Lieve lezer, ik had de vorige keer de indruk gewekt om hier en nu met antwoorden en oplossingen te komen. Ik heb echter behoefte aan een prelude. Here comes:
Vrijdagmiddag, happy hour in het bedrijfscafé. Een groepje mannen staat buiten te roken en druk te praten over de nieuwe verworvenheid van een van hen. Zij staan om een parkeervak, waar – glimmend nieuw en ongebruikt – een Cerveau 2010, 3-ponder met 4 kwabben en 2 hemisferen staat.

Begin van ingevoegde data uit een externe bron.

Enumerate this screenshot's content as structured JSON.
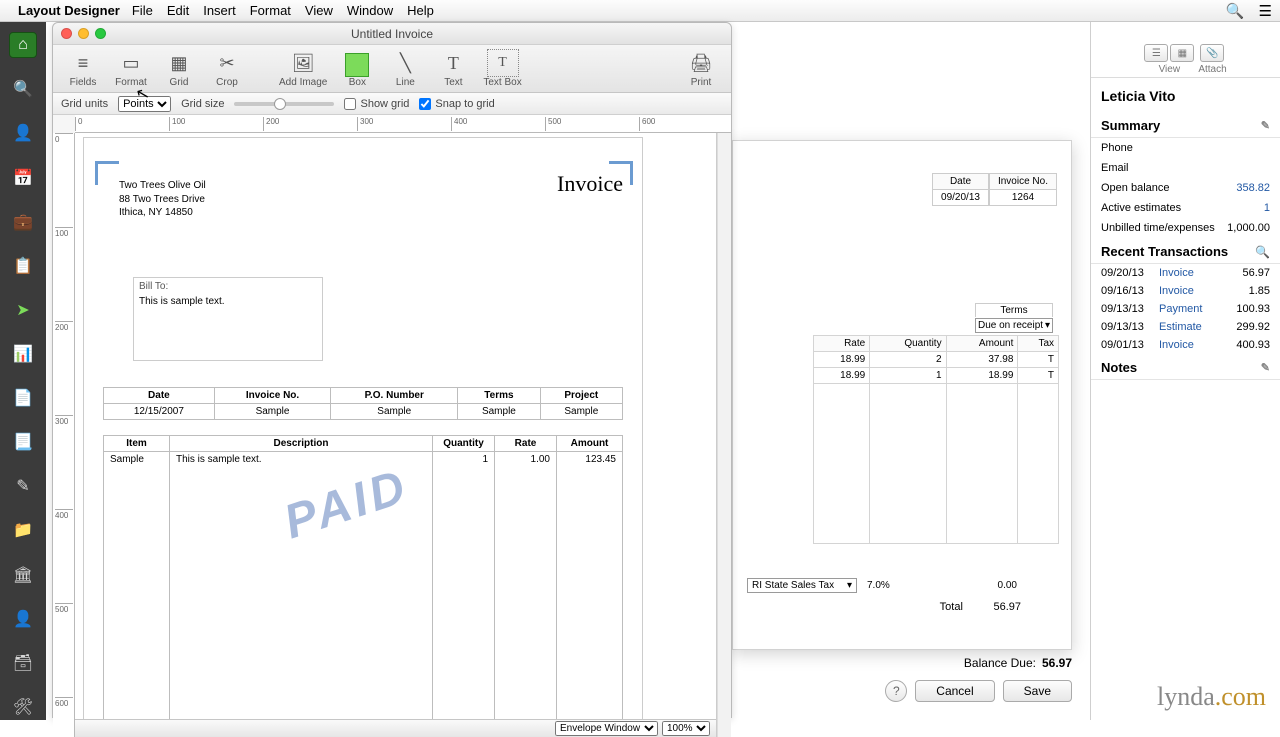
{
  "menubar": {
    "app": "Layout Designer",
    "items": [
      "File",
      "Edit",
      "Insert",
      "Format",
      "View",
      "Window",
      "Help"
    ]
  },
  "window": {
    "title": "Untitled Invoice"
  },
  "toolbar": {
    "fields": "Fields",
    "format": "Format",
    "grid": "Grid",
    "crop": "Crop",
    "addImage": "Add Image",
    "box": "Box",
    "line": "Line",
    "text": "Text",
    "textBox": "Text Box",
    "print": "Print"
  },
  "options": {
    "gridUnitsLabel": "Grid units",
    "gridUnitsValue": "Points",
    "gridSizeLabel": "Grid size",
    "showGrid": "Show grid",
    "snapToGrid": "Snap to grid"
  },
  "company": {
    "name": "Two Trees Olive Oil",
    "street": "88 Two Trees Drive",
    "city": "Ithica, NY 14850"
  },
  "invoiceTitle": "Invoice",
  "billTo": {
    "label": "Bill To:",
    "text": "This is sample text."
  },
  "metaHeaders": [
    "Date",
    "Invoice No.",
    "P.O. Number",
    "Terms",
    "Project"
  ],
  "metaValues": [
    "12/15/2007",
    "Sample",
    "Sample",
    "Sample",
    "Sample"
  ],
  "itemHeaders": [
    "Item",
    "Description",
    "Quantity",
    "Rate",
    "Amount"
  ],
  "itemRow": {
    "item": "Sample",
    "desc": "This is sample text.",
    "qty": "1",
    "rate": "1.00",
    "amount": "123.45"
  },
  "watermark": "PAID",
  "footer": {
    "envelope": "Envelope Window",
    "zoom": "100%"
  },
  "bgInvoice": {
    "dateLabel": "Date",
    "dateValue": "09/20/13",
    "numLabel": "Invoice No.",
    "numValue": "1264",
    "termsLabel": "Terms",
    "termsValue": "Due on receipt",
    "headers": [
      "Rate",
      "Quantity",
      "Amount",
      "Tax"
    ],
    "rows": [
      {
        "rate": "18.99",
        "qty": "2",
        "amount": "37.98",
        "tax": "T"
      },
      {
        "rate": "18.99",
        "qty": "1",
        "amount": "18.99",
        "tax": "T"
      }
    ],
    "taxName": "RI State Sales Tax",
    "taxPct": "7.0%",
    "taxAmt": "0.00",
    "totalLabel": "Total",
    "totalValue": "56.97"
  },
  "balance": {
    "label": "Balance Due:",
    "value": "56.97"
  },
  "actions": {
    "cancel": "Cancel",
    "save": "Save"
  },
  "rightPanel": {
    "view": "View",
    "attach": "Attach",
    "customer": "Leticia Vito",
    "summary": "Summary",
    "phone": "Phone",
    "email": "Email",
    "openBalLabel": "Open balance",
    "openBalValue": "358.82",
    "activeEstLabel": "Active estimates",
    "activeEstValue": "1",
    "unbilledLabel": "Unbilled time/expenses",
    "unbilledValue": "1,000.00",
    "recent": "Recent Transactions",
    "trans": [
      {
        "date": "09/20/13",
        "type": "Invoice",
        "amount": "56.97"
      },
      {
        "date": "09/16/13",
        "type": "Invoice",
        "amount": "1.85"
      },
      {
        "date": "09/13/13",
        "type": "Payment",
        "amount": "100.93"
      },
      {
        "date": "09/13/13",
        "type": "Estimate",
        "amount": "299.92"
      },
      {
        "date": "09/01/13",
        "type": "Invoice",
        "amount": "400.93"
      }
    ],
    "notes": "Notes"
  },
  "brand": {
    "main": "lynda",
    "dot": ".com"
  }
}
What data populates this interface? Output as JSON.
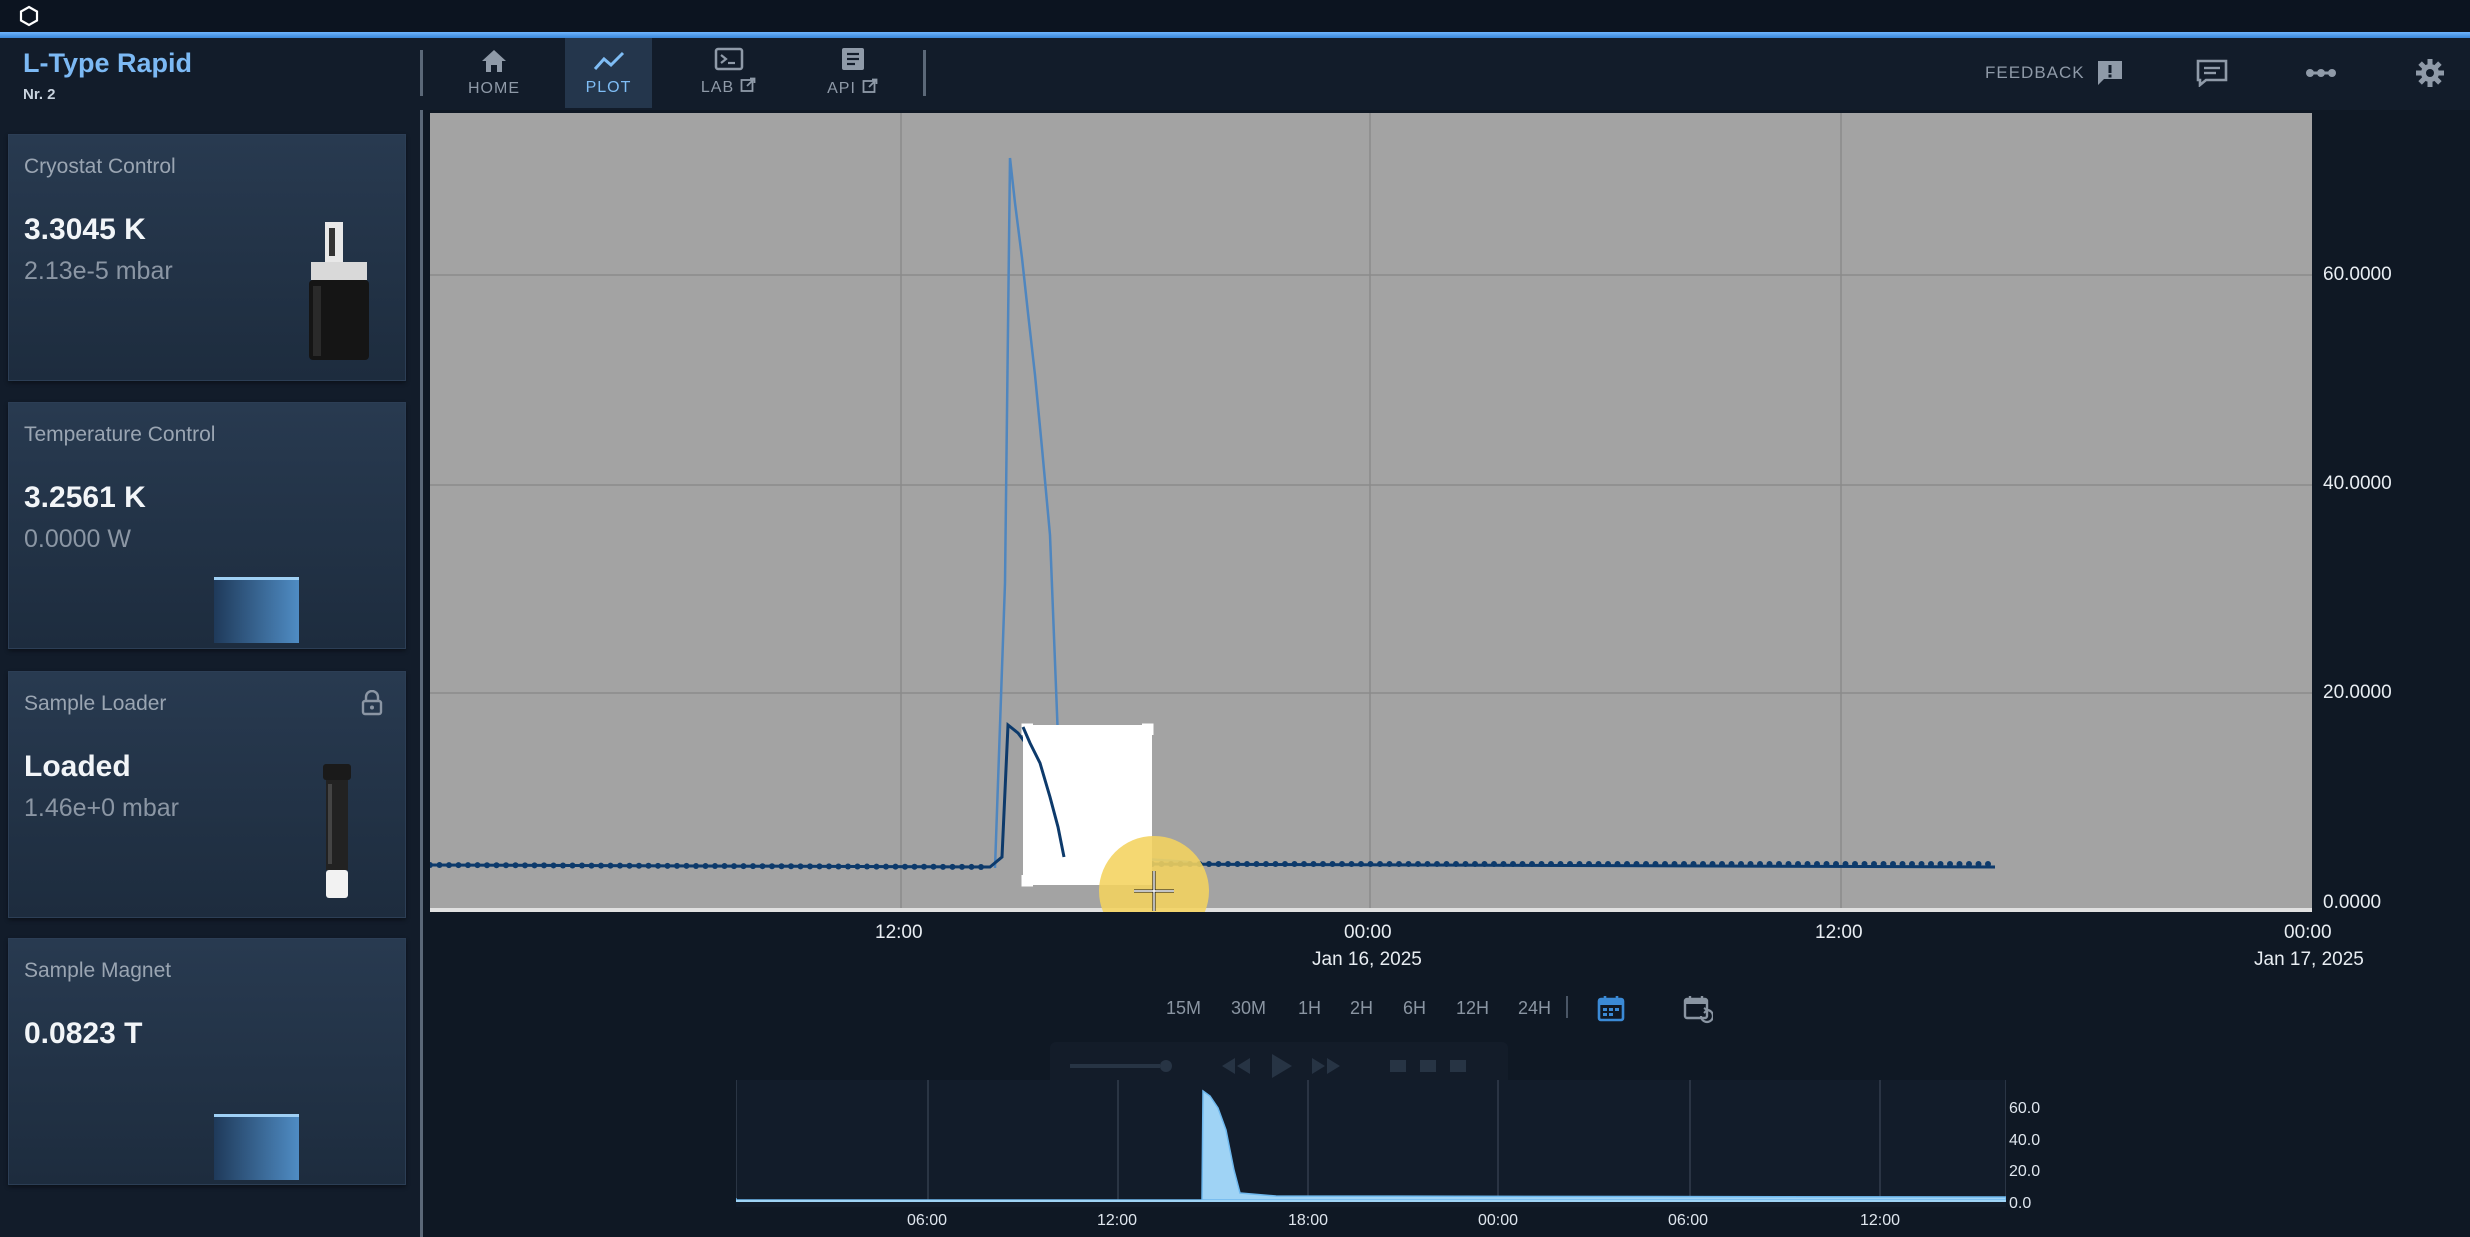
{
  "header": {
    "app_title": "L-Type Rapid",
    "app_subtitle": "Nr. 2",
    "nav": [
      {
        "label": "HOME",
        "icon": "home-icon",
        "active": false
      },
      {
        "label": "PLOT",
        "icon": "plot-icon",
        "active": true
      },
      {
        "label": "LAB",
        "icon": "terminal-icon",
        "external": true
      },
      {
        "label": "API",
        "icon": "document-icon",
        "external": true
      }
    ],
    "feedback_label": "FEEDBACK"
  },
  "sidebar": {
    "cards": [
      {
        "title": "Cryostat Control",
        "main": "3.3045 K",
        "sub": "2.13e-5 mbar",
        "image": "cryostat-image"
      },
      {
        "title": "Temperature Control",
        "main": "3.2561 K",
        "sub": "0.0000 W",
        "bar_level": 0.2
      },
      {
        "title": "Sample Loader",
        "main": "Loaded",
        "sub": "1.46e+0 mbar",
        "image": "sample-loader-image",
        "icon": "lock-icon"
      },
      {
        "title": "Sample Magnet",
        "main": "0.0823 T",
        "bar_level": 0.2
      }
    ]
  },
  "plot": {
    "x_ticks": [
      {
        "time": "12:00",
        "date": ""
      },
      {
        "time": "00:00",
        "date": "Jan 16, 2025"
      },
      {
        "time": "12:00",
        "date": ""
      },
      {
        "time": "00:00",
        "date": "Jan 17, 2025"
      }
    ],
    "y_ticks": [
      "60.0000",
      "40.0000",
      "20.0000",
      "0.0000"
    ],
    "range_buttons": [
      "15M",
      "30M",
      "1H",
      "2H",
      "6H",
      "12H",
      "24H"
    ],
    "colors": {
      "series_light": "#4f86bf",
      "series_dark": "#0d3a6b",
      "plot_bg": "#a3a3a3"
    }
  },
  "overview": {
    "x_ticks": [
      "06:00",
      "12:00",
      "18:00",
      "00:00",
      "06:00",
      "12:00"
    ],
    "y_ticks": [
      "60.0",
      "40.0",
      "20.0",
      "0.0"
    ],
    "color": "#9fd3f5"
  }
}
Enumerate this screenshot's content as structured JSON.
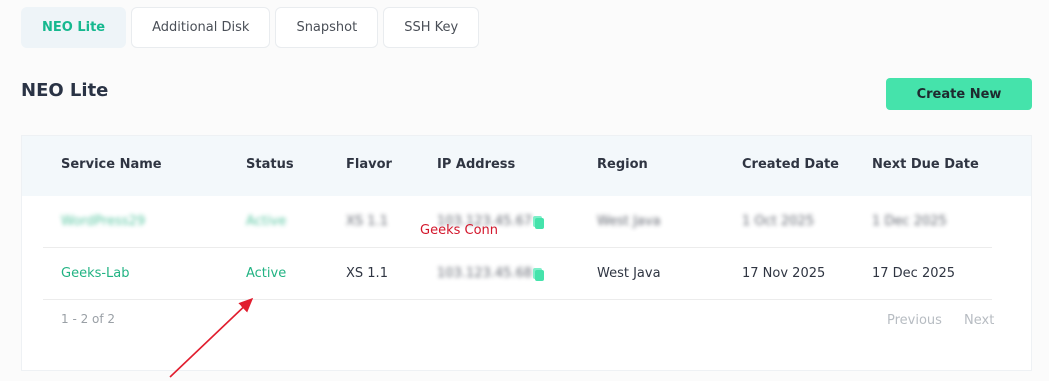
{
  "tabs": [
    {
      "label": "NEO Lite",
      "active": true
    },
    {
      "label": "Additional Disk",
      "active": false
    },
    {
      "label": "Snapshot",
      "active": false
    },
    {
      "label": "SSH Key",
      "active": false
    }
  ],
  "page_title": "NEO Lite",
  "create_button": "Create New",
  "table": {
    "columns": [
      "Service Name",
      "Status",
      "Flavor",
      "IP Address",
      "Region",
      "Created Date",
      "Next Due Date"
    ],
    "rows": [
      {
        "service_name": "WordPress29",
        "status": "Active",
        "flavor": "XS 1.1",
        "ip_address": "103.123.45.67",
        "region": "West Java",
        "created_date": "1 Oct 2025",
        "next_due_date": "1 Dec 2025"
      },
      {
        "service_name": "Geeks-Lab",
        "status": "Active",
        "flavor": "XS 1.1",
        "ip_address": "103.123.45.68",
        "region": "West Java",
        "created_date": "17 Nov 2025",
        "next_due_date": "17 Dec 2025"
      }
    ]
  },
  "pagination": {
    "count": "1 - 2 of 2",
    "previous": "Previous",
    "next": "Next"
  },
  "annotation": {
    "text": "Geeks Conn",
    "color": "#d3162b"
  },
  "colors": {
    "accent": "#45e3ab",
    "active_tab_text": "#16b88f",
    "service_link": "#22b383"
  }
}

De trots van de eigenaar is duidelijk zicht- en hoorbaar. De anderen onderdrukken hun jaloezie wat moeizaam en buitelen over elkaar heen om te laten blijken dat zij de ins en outs van zo’n brein kennen. We luisteren even mee:
“Heeft allure, maar vreet zeker energie”, probeert er een. “Nee hoor, hij verbruikt ongeveer net zo veel als het lampje in je koelkast”. “Bedoel je gemiddeld, dus ook als de koelkast dicht is en het lampje dus niet brandt?” Er valt een verlegen stilte. Duidelijk een level te diep, die vraag. Snel gaat de eigenaar over op andere voordelen van zijn brein. “Heb je dat Amygdala’tje gezien? Reageert razendsnel, perfecte verbinding met zowel de Hypothalamus, de hersenstam en de PFC. En, net ontdekt, zelfs als ie uitvalt, kan de 2010 nog een angst-alarm afgeven.” Ook hier meteen tegengas: “Ja, wel leuk, zo’n Amygdala, om indruk op vrouwen te maken, maar in Nederland kun je ’m niet eens volop aanzetten, met al die wettelijke beperkingen. Overigens meen ik gelezen te hebben dat de Cerveau 2009 daar beter in scoorde!?” Wederom een verlegen stilte en dus snel over naar een ander onderdeel.
Zo gaat het even door en na een tijdje gaat het groepje weer naar binnen. Alleen de eigenaar blijft nog even voldaan staan kijken. Tenslotte geeft hij nog een goedkeurend schopje tegen de temporaalkwab en sloft achter de anderen aan.
Zo ongeveer zijn wij in het land van opleiden en ontwikkelen met het brein bezig. We zetten graag hele modellen, modules en andere stoere verhalen op. We doen dat vanuit onze kennis van de werking van losse functies, (sub)systemen of structuren van het brein. Heel verleidelijk, want het levert in trainingen grote herkenning op (en dus stroomt de dopamine bij de trainer). Lukraak voorbeeld: wij kunnen aan een cursist uitleggen dat ons brein graag imiteert en dat demonstreren in leuke werkvormen in een training. Voor de cursist voelt dat als een zeer effectieve leervorm (“hé, het werkt!”) . Nog leuker is het vertellen over spiegelneuronen. Ze hangen aan je lippen!!
Intelligentere toepassingen proberen verschillende hersenprincipes in één training toe te passen, maar stranden dan weer met een soort afvinklijst (“We hebben creatie – check, we hebben herhaling – check, patroonherkenning – check,..etc”). In de markt heb je daar 6 of zelfs 12 principes voor.
Erg grappig zijn de trainers die – zonder een spier te vertrekken – roepen dat hun training de werking van het brein en passant respecteert (“ik merk altijd dat als de deelnemers wegdromen tijdens mijn uitleg, dat ze dan onbewust toch veel opnemen”) .
Tenslotte heb je ook nog tijdgenoten die, als ze kennis van het brein maar hinderlijk vinden, vluchten in metaforen of versimpelde modellen van het brein. Denk maar aan de veelmisbruikte linker en rechter hersenhelft. En zomede ontrekken we ons dan toch weer niet zo heel hard aan het borrelpraatniveau van hierboven. Dat wordt onze gezamenlijke queeste: ‘ONTSTIJG BORRELPRAAT, VLOTTE VERHALEN EN BREINOLOGIE VAN DE KOUDE GROND’!